행사세미나 (세미나)Towards Cost Efficient Use of Pre-trained Models
페이지 정보

본문
Title: Towards Cost Efficient Use of Pre-trained Models
Speaker: Prof. Alan Ritter @ Georgia Tech
Time : 14:00 - 15:00, May 20th, 2025
Location: Hybrid
In-person: 85613
Language: English speech & English slides
Abstract:
Large language models (LLMs) are driving rapid advances in AI, but these breakthroughs come with substantial costs. Training state-of-the-art models demands significant GPU resources for both pretraining and inference, as well as labeled data for post-training. In this talk, I will explore cost-utility tradeoffs that arise across several stages of model development, aiming to inform more efficient decision-making. First, I will examine pretraining-based adaptation, which incurs high computational costs when applied to new domains.
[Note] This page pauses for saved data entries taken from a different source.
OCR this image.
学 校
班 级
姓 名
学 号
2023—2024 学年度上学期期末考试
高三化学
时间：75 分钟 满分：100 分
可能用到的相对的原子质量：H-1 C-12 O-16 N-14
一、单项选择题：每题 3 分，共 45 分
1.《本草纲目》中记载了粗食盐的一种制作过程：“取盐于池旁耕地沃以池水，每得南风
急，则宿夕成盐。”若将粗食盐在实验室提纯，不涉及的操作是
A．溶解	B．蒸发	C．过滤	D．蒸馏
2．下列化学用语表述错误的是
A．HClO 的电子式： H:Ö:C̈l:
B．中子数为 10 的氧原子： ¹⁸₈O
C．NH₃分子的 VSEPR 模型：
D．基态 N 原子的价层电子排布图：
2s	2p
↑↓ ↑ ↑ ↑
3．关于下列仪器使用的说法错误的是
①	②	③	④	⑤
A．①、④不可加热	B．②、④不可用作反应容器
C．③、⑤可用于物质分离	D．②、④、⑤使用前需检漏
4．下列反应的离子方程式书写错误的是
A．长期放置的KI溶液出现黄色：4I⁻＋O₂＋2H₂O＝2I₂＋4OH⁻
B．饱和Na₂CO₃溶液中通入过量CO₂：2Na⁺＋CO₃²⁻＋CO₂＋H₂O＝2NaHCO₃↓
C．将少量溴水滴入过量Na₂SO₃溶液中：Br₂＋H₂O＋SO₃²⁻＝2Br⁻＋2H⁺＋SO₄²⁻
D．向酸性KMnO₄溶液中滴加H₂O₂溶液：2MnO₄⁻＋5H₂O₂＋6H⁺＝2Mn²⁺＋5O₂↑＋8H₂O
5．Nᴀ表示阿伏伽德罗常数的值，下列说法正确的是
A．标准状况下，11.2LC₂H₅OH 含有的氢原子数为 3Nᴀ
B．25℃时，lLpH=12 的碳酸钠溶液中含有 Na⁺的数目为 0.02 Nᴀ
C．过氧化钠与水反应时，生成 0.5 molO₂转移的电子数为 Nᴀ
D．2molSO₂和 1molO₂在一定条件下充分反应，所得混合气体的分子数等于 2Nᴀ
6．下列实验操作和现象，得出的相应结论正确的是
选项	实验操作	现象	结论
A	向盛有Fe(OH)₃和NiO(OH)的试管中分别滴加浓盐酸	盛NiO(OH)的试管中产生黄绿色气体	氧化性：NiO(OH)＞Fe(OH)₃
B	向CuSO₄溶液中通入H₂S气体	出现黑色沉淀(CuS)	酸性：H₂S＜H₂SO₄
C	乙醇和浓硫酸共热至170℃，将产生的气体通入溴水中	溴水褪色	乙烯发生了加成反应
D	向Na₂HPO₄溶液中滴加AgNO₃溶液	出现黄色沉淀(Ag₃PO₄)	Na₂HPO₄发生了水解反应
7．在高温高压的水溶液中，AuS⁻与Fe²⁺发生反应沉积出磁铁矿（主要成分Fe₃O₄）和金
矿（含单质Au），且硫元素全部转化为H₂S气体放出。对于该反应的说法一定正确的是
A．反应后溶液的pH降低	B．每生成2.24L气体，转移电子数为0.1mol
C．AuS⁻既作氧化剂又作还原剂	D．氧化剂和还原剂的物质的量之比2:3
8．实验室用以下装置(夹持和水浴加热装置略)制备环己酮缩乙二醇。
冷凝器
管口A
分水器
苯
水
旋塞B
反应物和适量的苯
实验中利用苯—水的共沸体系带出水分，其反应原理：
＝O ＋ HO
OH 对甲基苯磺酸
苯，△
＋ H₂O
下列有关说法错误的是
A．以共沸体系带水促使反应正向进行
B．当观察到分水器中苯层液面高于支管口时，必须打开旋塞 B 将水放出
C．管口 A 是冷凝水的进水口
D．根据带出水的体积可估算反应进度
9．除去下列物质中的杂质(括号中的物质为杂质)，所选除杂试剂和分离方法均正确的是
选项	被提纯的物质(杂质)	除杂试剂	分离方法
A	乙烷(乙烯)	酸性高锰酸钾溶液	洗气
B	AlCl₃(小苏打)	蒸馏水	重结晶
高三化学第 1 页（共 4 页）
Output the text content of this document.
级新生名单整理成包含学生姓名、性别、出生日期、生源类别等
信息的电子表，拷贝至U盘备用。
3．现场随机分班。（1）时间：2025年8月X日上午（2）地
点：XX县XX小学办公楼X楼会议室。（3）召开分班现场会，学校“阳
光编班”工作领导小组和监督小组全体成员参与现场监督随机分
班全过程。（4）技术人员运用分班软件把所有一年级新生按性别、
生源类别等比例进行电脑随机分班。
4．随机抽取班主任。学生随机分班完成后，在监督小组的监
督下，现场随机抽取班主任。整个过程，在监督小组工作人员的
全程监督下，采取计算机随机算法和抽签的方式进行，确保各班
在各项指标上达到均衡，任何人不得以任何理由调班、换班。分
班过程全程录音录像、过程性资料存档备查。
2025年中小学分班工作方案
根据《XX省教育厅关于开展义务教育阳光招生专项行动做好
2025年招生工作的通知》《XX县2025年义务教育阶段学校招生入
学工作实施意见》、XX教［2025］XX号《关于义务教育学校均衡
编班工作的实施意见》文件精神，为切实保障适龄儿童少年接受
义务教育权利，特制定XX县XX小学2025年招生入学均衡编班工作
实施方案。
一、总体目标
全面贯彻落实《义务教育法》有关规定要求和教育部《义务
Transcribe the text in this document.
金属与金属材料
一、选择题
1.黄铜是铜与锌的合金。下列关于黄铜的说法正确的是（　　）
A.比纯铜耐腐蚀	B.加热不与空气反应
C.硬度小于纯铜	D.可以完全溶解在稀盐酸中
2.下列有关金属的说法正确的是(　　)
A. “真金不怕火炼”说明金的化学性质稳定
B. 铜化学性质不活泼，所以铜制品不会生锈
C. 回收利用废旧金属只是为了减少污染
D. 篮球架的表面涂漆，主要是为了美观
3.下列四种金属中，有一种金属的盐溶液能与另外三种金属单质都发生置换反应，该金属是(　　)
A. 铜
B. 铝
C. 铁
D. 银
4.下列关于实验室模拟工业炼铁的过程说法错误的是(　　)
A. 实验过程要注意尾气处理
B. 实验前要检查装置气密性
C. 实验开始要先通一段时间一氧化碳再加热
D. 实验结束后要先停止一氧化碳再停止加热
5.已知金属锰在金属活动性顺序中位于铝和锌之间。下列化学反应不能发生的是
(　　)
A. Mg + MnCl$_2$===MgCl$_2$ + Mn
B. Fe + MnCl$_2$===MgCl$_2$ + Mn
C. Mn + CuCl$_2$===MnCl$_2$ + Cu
Second, I will show that training and distilling large models can offer a cost-effective path to improved performance. Third, I will compare the tradeoffs between supervised fine-tuning and preference-based methods such as Direct Preference Optimization (DPO). Finally, I will present a method for extracting experimental data from scientific tables, enabling automated meta-analyses across thousands of papers on arXiv.org.
Bio:
Alan Ritter is an associate professor in the College of Computing at Georgia Tech. He carried out some of the earliest work on the use of language models to develop chatbots, including training them via end-to-end reinforcement learning. Alan is the recipient of various awards, including an NDSEG Fellowship, NSF CAREER Award, Amazon Research Award, and a Sony Faculty Innovation Award, along with multiple paper awards. His research has garnered media attention from WIRED, TNW, Bloomberg, and VentureBeat.